We also witness the rise of Franklin Williams, a promising and eloquent young black attorney who will play a key role in the Groveland case. The relationship between Williams and Marshall is rocky at times yet grounded by a basic respect and solidarity. We are also introduced to other members of Marshall’s legal team, including Alex Akerman and Jack Greenberg. That both these men are white makes them complementary in the work of Marshall and his black colleagues. They are hardly in less danger, though, since being called a “nigger lover” bears a strong stigma. As a Jew, Greenberg feels particularly vulnerable in a region where the KKK wields power.

The major events of this section are the police transfer and beating of Sam Shepherd and Walter Irvin, the capture and killing of Ernest Thomas by the police—reducing the four Groveland suspects to three—and the beginning of the Groveland trial, first in Lake County then at the Florida Supreme Court. The beatings in particular will have serious repercussions after they become publicly known and will rouse significant outrage. The high-speed chase of Williams and his colleagues after the Groveland trial recalls the near-lynching of Marshall after the Columbia trial. This incident, too, will leave a strong impression on civil rights leaders as they fight against corrupt law enforcement in the South.

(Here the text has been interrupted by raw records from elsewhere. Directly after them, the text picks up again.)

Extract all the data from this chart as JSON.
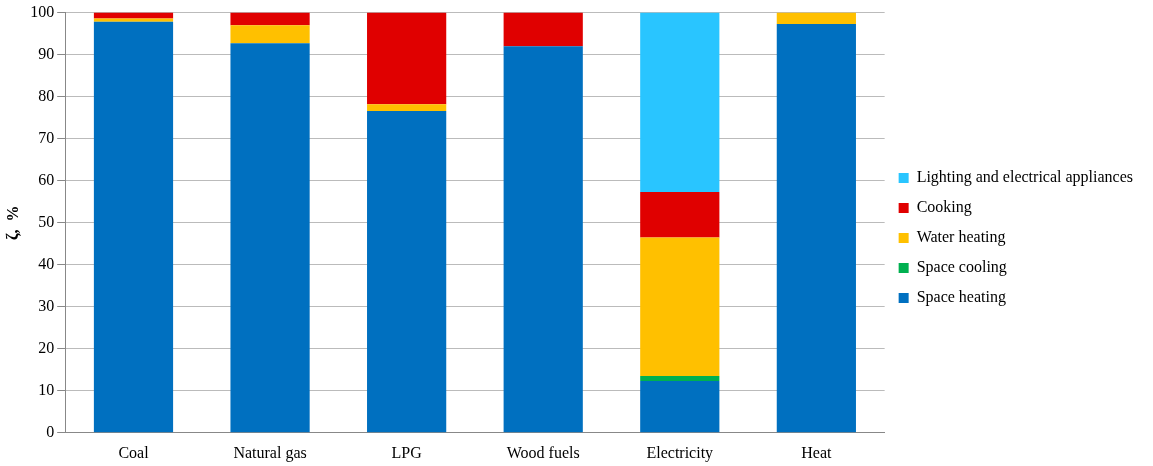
{
  "chart_data": {
    "type": "bar",
    "stacked": true,
    "ylabel": "ζ,  %",
    "categories": [
      "Coal",
      "Natural gas",
      "LPG",
      "Wood fuels",
      "Electricity",
      "Heat"
    ],
    "series": [
      {
        "name": "Space heating",
        "color": "#0070c0",
        "values": [
          97.8,
          92.7,
          76.6,
          92.0,
          12.3,
          97.3
        ]
      },
      {
        "name": "Space cooling",
        "color": "#00b050",
        "values": [
          0,
          0,
          0,
          0,
          1.2,
          0
        ]
      },
      {
        "name": "Water heating",
        "color": "#ffc000",
        "values": [
          0.8,
          4.3,
          1.6,
          0,
          33.0,
          2.7
        ]
      },
      {
        "name": "Cooking",
        "color": "#e00000",
        "values": [
          1.4,
          3.0,
          21.8,
          8.0,
          10.8,
          0
        ]
      },
      {
        "name": "Lighting and electrical appliances",
        "color": "#29c5ff",
        "values": [
          0,
          0,
          0,
          0,
          42.7,
          0
        ]
      }
    ],
    "ylim": [
      0,
      100
    ],
    "yticks": [
      0,
      10,
      20,
      30,
      40,
      50,
      60,
      70,
      80,
      90,
      100
    ],
    "grid": "y",
    "legend": "right"
  }
}
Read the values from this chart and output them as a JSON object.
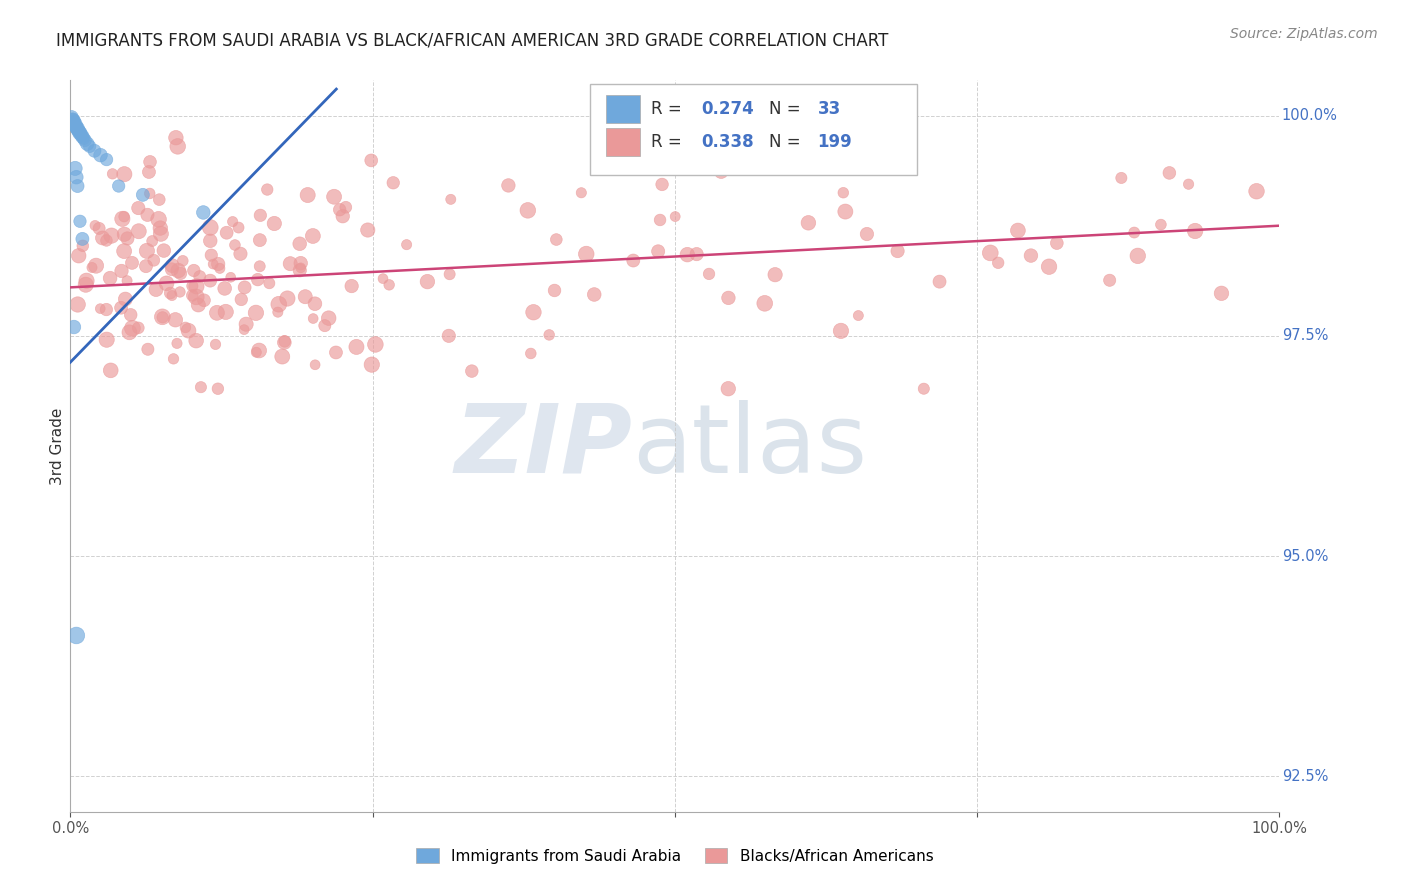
{
  "title": "IMMIGRANTS FROM SAUDI ARABIA VS BLACK/AFRICAN AMERICAN 3RD GRADE CORRELATION CHART",
  "source": "Source: ZipAtlas.com",
  "legend_label1": "Immigrants from Saudi Arabia",
  "legend_label2": "Blacks/African Americans",
  "R1": "0.274",
  "N1": "33",
  "R2": "0.338",
  "N2": "199",
  "blue_color": "#6fa8dc",
  "pink_color": "#ea9999",
  "blue_line_color": "#3366bb",
  "pink_line_color": "#cc4477",
  "right_tick_color": "#4472c4",
  "title_color": "#222222",
  "source_color": "#888888",
  "grid_color": "#cccccc",
  "xmin": 0.0,
  "xmax": 1.0,
  "ymin": 0.921,
  "ymax": 1.004,
  "yticks": [
    1.0,
    0.975,
    0.95,
    0.925
  ],
  "ytick_labels": [
    "100.0%",
    "97.5%",
    "95.0%",
    "92.5%"
  ],
  "xtick_labels_show": [
    "0.0%",
    "100.0%"
  ],
  "ylabel": "3rd Grade",
  "blue_trend": [
    0.0,
    0.22
  ],
  "blue_trend_y": [
    0.972,
    1.003
  ],
  "pink_trend": [
    0.0,
    1.0
  ],
  "pink_trend_y": [
    0.9805,
    0.9875
  ],
  "watermark_zip": "ZIP",
  "watermark_atlas": "atlas"
}
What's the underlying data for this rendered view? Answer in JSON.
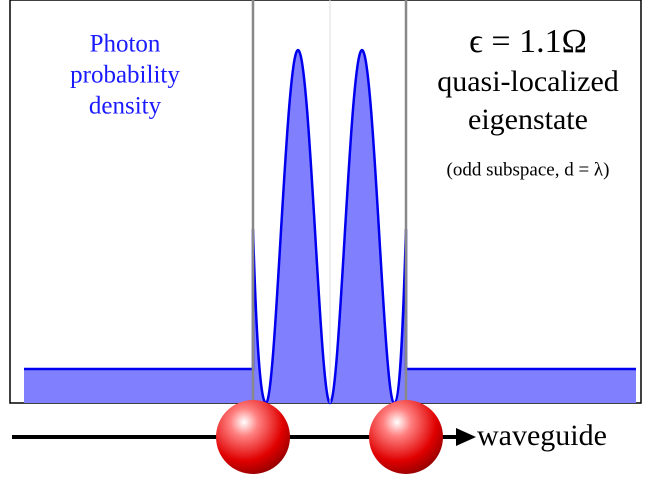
{
  "label_box": {
    "lines": [
      "Photon",
      "probability",
      "density"
    ]
  },
  "state_box": {
    "energy": "ϵ = 1.1Ω",
    "lines": [
      "quasi-localized",
      "eigenstate"
    ],
    "note": "(odd subspace, d = λ)"
  },
  "axis_label": "waveguide"
}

Another important development in this section is the relationship between the NAACP’s Marshall and the FBI’s J. Edgar Hoover—sometimes tense, sometimes friendly and respectful. By deftly purging the NAACP of any communist ties, Marshall endears himself to the FBI leader, and an atmosphere of mutual cooperation develops between the two organizations. But Marshall is not always happy with the FBI’s level of commitment to civil rights cases or with their deftness in handling such cases in the South.